When Gina Arata was 22, she crashed her car on the way to a wedding shower.
Arata spent 14 days in a coma. Then she spent more than 15 years struggling with an inability to maintain focus and remember things.
"I couldn't get a job because if I was, let's say, a waitress, I couldn't remember to get you a Diet Pepsi," she says.
That changed in 2018, when Arata received an experimental device that delivered electrical stimulation to an area deep in her brain.
When the stimulation was turned on, Arata could list lots of items found in, say, the produce aisle of a grocery store. When it was off, she had trouble naming any.
Tests administered to Arata and four other patients who got the implanted device found that, on average, they were able to complete a cognitive task more than 30 percent faster with stimulation than without, a team reports in the journal Nature Medicine.
"Everybody got better, and some people got dramatically better," says Dr. Jaimie Henderson, an author of the study and neurosurgeon at Stanford University.
The results "show promise and the underlying science is very strong," says Deborah Little, a professor in the Department of Psychiatry and Behavioral Sciences at UT Health in Houston.
But Little, who was not connected with the research, adds, "I don't think we can really come to any conclusions with [a study of] five people."
The study emerged from decades of research led by Dr. Nicholas Schiff, an author of the paper and a professor of neurology and neuroscience at Weill Cornell Medicine in New York.
Schiff has spent his career studying the brain circuits involved in consciousness.
In 2007, he was part of a team that used deep brain stimulation to help a patient in a minimally conscious state become more aware and responsive. Nearly a decade later, he teamed up with Henderson to test a similar approach on people like Gina Arata.
Henderson was charged with surgically implanting tiny electrodes deep in each patient's brain.
"There is this very small, very difficult-to-target region right in the middle of a relay station in the brain called the thalamus," Henderson says.

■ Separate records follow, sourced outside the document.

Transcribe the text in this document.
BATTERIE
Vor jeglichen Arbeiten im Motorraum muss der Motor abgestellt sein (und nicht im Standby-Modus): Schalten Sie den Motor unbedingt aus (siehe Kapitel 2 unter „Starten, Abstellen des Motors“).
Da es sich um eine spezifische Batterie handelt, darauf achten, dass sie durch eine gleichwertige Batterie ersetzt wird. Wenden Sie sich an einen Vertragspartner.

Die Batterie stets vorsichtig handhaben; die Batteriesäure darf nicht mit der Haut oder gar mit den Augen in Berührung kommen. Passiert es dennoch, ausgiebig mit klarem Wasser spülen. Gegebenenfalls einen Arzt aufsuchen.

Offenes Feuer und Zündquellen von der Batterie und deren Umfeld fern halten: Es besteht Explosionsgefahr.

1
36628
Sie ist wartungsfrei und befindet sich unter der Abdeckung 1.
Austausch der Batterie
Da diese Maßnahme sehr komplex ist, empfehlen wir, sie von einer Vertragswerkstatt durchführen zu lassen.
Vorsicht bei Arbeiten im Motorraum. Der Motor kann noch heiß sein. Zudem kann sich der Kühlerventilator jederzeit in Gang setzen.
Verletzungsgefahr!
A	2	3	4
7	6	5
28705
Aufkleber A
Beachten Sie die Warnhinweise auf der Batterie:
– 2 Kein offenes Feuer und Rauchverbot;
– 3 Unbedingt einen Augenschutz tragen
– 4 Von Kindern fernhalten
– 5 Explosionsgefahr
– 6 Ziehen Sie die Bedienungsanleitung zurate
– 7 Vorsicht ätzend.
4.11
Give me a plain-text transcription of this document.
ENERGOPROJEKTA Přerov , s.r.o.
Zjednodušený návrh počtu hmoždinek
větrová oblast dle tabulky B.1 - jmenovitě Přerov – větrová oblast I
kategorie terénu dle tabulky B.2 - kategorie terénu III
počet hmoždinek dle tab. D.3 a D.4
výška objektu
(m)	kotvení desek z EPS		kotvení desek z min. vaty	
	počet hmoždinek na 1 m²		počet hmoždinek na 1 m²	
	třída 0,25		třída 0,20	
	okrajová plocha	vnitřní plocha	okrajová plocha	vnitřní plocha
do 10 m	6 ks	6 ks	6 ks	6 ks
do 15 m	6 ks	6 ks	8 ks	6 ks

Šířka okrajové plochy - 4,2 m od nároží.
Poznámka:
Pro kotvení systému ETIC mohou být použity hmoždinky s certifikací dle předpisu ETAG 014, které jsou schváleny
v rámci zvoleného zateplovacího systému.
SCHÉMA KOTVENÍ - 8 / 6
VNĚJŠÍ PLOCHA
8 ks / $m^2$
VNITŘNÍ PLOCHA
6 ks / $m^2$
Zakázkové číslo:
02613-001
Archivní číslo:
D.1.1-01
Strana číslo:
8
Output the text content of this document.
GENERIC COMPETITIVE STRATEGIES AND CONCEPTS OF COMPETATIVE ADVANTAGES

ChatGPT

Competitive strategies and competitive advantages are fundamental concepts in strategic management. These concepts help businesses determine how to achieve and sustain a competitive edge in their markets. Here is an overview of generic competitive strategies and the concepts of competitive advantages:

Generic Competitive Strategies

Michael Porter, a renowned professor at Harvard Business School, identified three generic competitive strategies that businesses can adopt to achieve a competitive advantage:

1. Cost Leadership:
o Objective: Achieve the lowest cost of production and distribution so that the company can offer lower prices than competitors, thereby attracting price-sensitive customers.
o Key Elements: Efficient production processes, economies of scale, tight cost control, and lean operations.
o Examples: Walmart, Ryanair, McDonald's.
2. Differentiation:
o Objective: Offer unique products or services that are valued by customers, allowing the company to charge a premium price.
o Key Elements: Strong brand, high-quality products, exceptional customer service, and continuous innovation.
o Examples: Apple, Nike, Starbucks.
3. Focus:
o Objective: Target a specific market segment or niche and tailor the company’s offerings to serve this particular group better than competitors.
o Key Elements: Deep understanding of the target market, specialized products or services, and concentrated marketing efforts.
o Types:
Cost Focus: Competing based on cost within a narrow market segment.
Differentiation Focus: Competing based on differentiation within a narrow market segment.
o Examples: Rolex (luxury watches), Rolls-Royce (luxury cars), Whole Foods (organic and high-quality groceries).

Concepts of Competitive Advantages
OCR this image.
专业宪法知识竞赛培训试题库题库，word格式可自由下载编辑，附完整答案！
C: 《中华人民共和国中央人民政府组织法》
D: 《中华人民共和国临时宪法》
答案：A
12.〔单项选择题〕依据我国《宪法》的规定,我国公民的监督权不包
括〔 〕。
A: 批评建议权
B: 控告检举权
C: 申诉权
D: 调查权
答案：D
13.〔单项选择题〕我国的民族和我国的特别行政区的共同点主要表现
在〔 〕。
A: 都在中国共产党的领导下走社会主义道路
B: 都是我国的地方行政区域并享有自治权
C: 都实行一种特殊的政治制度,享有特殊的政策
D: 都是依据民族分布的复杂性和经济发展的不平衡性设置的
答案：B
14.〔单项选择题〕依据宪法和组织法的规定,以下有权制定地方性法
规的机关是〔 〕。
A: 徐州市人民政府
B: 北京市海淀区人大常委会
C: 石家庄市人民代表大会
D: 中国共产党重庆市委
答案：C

That region, called the central lateral nucleus, acts as a communications hub in the brain and plays an important role in determining our level of consciousness.
The team hoped that stimulating this hub would help patients like Arata by improving connections with the brain's executive center, which is involved in planning, focus, and memory.
So starting in 2018, Henderson operated on five patients, including Arata. All had sustained brain injuries at least two years before receiving the implant.
"Once we put the wires in, we then hook the wires up to a pacemaker-like device that's implanted in the chest," Henderson says. "And then that device can be programmed externally."
The improved performance with the device suggests that it is possible to "make a difference years out from injury," says Little, who is research director at the Trauma and Resilience Center at UT Health.
If deep brain stimulation proves effective in a large study, she says, it might help a large number of brain injury patients who have run out of rehabilitation options.
"We don't have a lot of tools to offer them," Little says, adding that "even a 10 percent change in function can make the difference between being able to return to your job or not."
Arata, who is 45 now, hasn't landed a job yet. Two years ago, while studying to become a dental assistant, she was sidelined by a rare condition that caused inflammation in her spinal cord.
But Arata says the implanted stimulator she's had for five years allows her to do many things that had been impossible, like reading an entire book.
"It's on right now," she says during a chat on Zoom. "It's awesome."